Of the notable rock bands that formed in the early ’90s, a large percentage have either broken up or—even worse—reunited after years-long hiatuses with only half the original lineup. Others have never stopped touring, but everyone acknowledges they’re past their prime; you might pay money to go see Pearl Jam or the Smashing Pumpkins, but that’s because of the music they were making twenty years ago, not the music they’re making now. But in 2011, two decades after her debut, PJ Harvey released what might actually be her best album ever: Let England Shake.
Recorded in a church in Dorset, LES takes as its subjects homeland and war. On it, Harvey sings about the love/hate relationship she has with her country and the grim realities of war for everyone involved. Many of the tracks are protest songs, but not in the way you normally think of protest songs. There’s no sloganeering, and the lyrics are neither overly earnest nor bitingly sarcastic. Instead, as Harvey discussed in an interview with her local paper, she drew on “interviews of people who had actually been there,” from World War I soldiers “right up to present day interviews with Afghani people,” plus reams of English history and war-time works from artists like Goya and Dalí.

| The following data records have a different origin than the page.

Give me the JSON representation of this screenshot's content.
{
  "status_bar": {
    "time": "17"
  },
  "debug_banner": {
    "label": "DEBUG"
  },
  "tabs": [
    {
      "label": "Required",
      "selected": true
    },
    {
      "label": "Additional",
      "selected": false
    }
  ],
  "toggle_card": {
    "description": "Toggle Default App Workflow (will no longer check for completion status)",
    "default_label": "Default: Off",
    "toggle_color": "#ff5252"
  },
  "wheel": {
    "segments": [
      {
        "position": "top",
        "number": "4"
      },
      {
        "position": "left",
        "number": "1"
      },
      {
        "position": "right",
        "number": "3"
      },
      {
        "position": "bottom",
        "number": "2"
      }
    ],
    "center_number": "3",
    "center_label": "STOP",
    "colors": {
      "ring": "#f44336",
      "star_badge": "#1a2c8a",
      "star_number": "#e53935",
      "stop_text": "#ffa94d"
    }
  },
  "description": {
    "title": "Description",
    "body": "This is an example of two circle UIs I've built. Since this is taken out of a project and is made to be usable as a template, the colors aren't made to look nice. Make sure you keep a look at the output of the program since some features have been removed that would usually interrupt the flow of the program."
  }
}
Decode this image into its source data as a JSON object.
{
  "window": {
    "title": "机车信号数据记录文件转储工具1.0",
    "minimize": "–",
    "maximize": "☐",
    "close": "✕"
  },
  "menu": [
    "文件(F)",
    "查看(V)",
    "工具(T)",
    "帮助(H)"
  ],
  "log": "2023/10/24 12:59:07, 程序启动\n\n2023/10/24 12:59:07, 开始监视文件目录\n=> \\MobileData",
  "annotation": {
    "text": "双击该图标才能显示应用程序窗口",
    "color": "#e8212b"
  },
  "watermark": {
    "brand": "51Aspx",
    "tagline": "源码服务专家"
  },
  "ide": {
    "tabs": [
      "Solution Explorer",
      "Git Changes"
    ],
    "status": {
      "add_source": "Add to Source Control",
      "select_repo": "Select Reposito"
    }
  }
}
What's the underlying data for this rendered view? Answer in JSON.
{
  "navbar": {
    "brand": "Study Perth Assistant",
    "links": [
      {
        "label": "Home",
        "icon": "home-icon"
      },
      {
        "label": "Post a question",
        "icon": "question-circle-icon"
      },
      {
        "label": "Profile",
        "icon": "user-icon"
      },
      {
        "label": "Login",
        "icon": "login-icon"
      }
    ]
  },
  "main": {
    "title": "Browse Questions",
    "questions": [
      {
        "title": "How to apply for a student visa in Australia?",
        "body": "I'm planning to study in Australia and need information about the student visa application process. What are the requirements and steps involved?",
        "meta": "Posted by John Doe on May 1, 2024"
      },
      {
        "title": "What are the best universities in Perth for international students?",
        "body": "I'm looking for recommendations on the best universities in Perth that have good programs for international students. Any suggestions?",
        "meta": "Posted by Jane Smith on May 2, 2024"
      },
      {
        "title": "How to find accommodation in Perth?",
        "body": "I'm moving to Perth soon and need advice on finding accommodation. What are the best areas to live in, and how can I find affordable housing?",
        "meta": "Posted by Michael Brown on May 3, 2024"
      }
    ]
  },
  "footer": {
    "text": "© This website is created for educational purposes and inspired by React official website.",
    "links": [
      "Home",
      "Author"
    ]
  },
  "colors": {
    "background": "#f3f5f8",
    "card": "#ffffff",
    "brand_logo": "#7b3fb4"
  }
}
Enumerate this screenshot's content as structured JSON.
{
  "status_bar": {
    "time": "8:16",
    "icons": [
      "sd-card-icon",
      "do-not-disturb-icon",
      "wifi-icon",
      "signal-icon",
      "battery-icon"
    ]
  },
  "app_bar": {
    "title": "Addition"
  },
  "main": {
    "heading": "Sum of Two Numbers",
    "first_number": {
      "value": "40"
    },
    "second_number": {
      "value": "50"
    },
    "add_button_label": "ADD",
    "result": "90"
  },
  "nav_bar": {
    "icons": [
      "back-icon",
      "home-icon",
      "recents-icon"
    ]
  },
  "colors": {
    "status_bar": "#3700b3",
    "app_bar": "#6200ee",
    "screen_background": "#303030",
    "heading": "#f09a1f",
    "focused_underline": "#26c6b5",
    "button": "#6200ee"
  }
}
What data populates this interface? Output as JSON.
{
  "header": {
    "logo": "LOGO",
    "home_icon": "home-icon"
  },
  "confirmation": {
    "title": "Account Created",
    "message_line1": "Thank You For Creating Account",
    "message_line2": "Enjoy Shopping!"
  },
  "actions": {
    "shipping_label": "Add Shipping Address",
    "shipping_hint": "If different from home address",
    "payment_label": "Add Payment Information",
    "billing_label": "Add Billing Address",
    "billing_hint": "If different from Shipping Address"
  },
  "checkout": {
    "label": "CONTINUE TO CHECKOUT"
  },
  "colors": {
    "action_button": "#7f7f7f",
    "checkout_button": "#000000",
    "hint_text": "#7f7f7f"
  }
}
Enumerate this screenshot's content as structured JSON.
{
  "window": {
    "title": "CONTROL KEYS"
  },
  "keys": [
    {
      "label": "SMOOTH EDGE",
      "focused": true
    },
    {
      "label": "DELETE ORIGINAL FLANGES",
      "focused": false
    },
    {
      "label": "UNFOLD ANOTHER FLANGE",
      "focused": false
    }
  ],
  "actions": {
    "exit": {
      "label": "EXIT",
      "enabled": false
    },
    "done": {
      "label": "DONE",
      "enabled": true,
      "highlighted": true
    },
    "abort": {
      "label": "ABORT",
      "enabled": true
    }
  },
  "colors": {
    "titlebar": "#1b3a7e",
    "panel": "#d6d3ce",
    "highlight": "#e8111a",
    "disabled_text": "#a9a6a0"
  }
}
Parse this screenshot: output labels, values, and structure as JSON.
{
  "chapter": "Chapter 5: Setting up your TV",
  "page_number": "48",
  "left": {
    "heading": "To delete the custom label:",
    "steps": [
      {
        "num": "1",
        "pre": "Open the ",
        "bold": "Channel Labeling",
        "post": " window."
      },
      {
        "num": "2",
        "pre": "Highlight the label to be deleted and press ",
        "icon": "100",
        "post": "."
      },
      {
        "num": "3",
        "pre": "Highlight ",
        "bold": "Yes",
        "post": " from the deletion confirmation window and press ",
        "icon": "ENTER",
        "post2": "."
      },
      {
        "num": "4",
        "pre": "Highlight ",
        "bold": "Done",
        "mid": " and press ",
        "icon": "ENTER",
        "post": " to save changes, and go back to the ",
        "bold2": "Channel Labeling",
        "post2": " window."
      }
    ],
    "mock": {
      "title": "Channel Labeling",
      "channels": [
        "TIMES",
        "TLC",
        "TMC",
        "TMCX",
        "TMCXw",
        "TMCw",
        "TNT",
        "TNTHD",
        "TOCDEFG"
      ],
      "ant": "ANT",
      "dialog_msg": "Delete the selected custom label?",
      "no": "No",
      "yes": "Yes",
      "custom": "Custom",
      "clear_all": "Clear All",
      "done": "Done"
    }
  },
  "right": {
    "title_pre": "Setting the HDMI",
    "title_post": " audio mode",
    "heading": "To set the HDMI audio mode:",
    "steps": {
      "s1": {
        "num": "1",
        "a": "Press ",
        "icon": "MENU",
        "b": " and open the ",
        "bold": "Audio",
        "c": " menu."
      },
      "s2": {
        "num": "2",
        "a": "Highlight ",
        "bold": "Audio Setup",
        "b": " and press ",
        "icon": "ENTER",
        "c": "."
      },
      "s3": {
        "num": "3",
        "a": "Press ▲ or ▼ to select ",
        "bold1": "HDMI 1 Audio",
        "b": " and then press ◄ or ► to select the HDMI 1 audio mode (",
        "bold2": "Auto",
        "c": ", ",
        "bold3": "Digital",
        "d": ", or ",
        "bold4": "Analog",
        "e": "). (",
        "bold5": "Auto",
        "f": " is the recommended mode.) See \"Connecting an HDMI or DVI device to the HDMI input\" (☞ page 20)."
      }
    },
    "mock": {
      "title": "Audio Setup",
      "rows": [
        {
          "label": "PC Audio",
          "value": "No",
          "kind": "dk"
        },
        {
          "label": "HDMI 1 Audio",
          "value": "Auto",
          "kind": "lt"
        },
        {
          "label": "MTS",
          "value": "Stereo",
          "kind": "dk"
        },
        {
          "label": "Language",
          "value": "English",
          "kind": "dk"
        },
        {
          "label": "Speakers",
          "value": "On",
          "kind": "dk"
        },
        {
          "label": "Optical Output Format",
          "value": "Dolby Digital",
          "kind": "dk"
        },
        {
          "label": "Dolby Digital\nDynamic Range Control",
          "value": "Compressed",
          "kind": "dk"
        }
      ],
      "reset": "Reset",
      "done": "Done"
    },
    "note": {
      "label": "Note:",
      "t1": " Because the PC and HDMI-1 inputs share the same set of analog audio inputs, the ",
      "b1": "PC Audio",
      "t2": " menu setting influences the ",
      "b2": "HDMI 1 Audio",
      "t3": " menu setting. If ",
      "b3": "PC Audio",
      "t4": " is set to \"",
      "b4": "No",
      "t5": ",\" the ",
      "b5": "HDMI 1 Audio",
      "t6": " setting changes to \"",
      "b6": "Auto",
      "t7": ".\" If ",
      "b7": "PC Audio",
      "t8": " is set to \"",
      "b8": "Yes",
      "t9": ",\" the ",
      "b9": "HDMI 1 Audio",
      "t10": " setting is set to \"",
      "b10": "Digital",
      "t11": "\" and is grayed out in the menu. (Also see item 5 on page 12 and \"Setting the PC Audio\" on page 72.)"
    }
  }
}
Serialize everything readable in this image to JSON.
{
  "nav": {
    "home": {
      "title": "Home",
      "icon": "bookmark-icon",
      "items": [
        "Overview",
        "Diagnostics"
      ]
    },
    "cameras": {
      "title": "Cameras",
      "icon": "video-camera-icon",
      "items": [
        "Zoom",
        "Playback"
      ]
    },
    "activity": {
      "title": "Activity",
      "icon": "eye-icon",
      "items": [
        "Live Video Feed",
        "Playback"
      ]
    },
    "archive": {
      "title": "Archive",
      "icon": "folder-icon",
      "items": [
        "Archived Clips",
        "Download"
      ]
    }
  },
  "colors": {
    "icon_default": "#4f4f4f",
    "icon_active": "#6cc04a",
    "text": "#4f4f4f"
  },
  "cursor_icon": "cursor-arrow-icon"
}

The result combines English quintessence (foxhunting horns, descriptions of the Thames) with samples of Kurdish and Jamaican music. Men fall “like lumps of meat” on the battlefield alongside quotes from Russian folk tunes and American rockabilly hits. Defying the constrictions of genre (the Quietus described the first single as “weirdly, part ‘Surfin’ Bird’, part English folk song, part reverb-stunned Cocteau Twins, and part colliery marching brass band”), it’s a record that aims to give voice to soldiers and invaded civilians, the pre-Edwardian and the postmodern, the living and the dead. In short, it’s kind of like a rock-and-roll version of T. S. Eliot’s The Waste Land.
Choosing just one song to write about feels impossible, but I think “The Last Living Rose” captures the paradox of loving one’s country particularly well. Unlike almost all her other videos, which are made by her lifelong friend Maria Mochnacz, the video for this song (and all the other songs on the album) is by Seamus Murphy, a British photographer who has documented wars all over the world.
“Goddamn Europeans,” Harvey spits in the first line. “Take me back to beautiful England.” What makes England so beautiful in comparison to its feckless neighbors to the south? To her (or her narrator), it’s:
…the gray damp filthiness of ages and battered books and fog rolling down behind the mountains over graveyards and dead sea captainsIt’s not exactly a Norman Rockwell painting she describes, but it’s her home, and she’s fiercely loyal to it. Its flaws are flaws she knows with a lover’s intimacy. She wants to “walk through the stinking alleys to the music of drunken beatings” without any bullshit from those goddamn Europeans, thank you very much.
When I sing along to this song with its lyrics about “beautiful England,” I’m conscious that I’m from the United States, not the United Kingdom. But I’m also conscious that a large part of my ancestry is from England. And that another large part of my ancestry is from Ireland, whose messy and violent history with England stands right alongside the conflicts chronicled on the album. And that the last large part of my ancestry is from Brazil, which is its own New World tangle of hell and paradise. And I’m also conscious that this particular mixed-up bloodline is very American—that this melting-pot heritage is one of the best things about America even as the depredations of my English colonist ancestors are one of the worst. Most of all, I’m conscious that I’m just as head over heels in love/hate with my country as PJ Harvey is with hers.
At just under two and a half minutes, “The Last Living Rose” is a slim little song. It’s over almost before it even starts. But while it’s playing, you can feel England—and America and Afghanistan and China and Nigeria and Peru and Egypt—shake.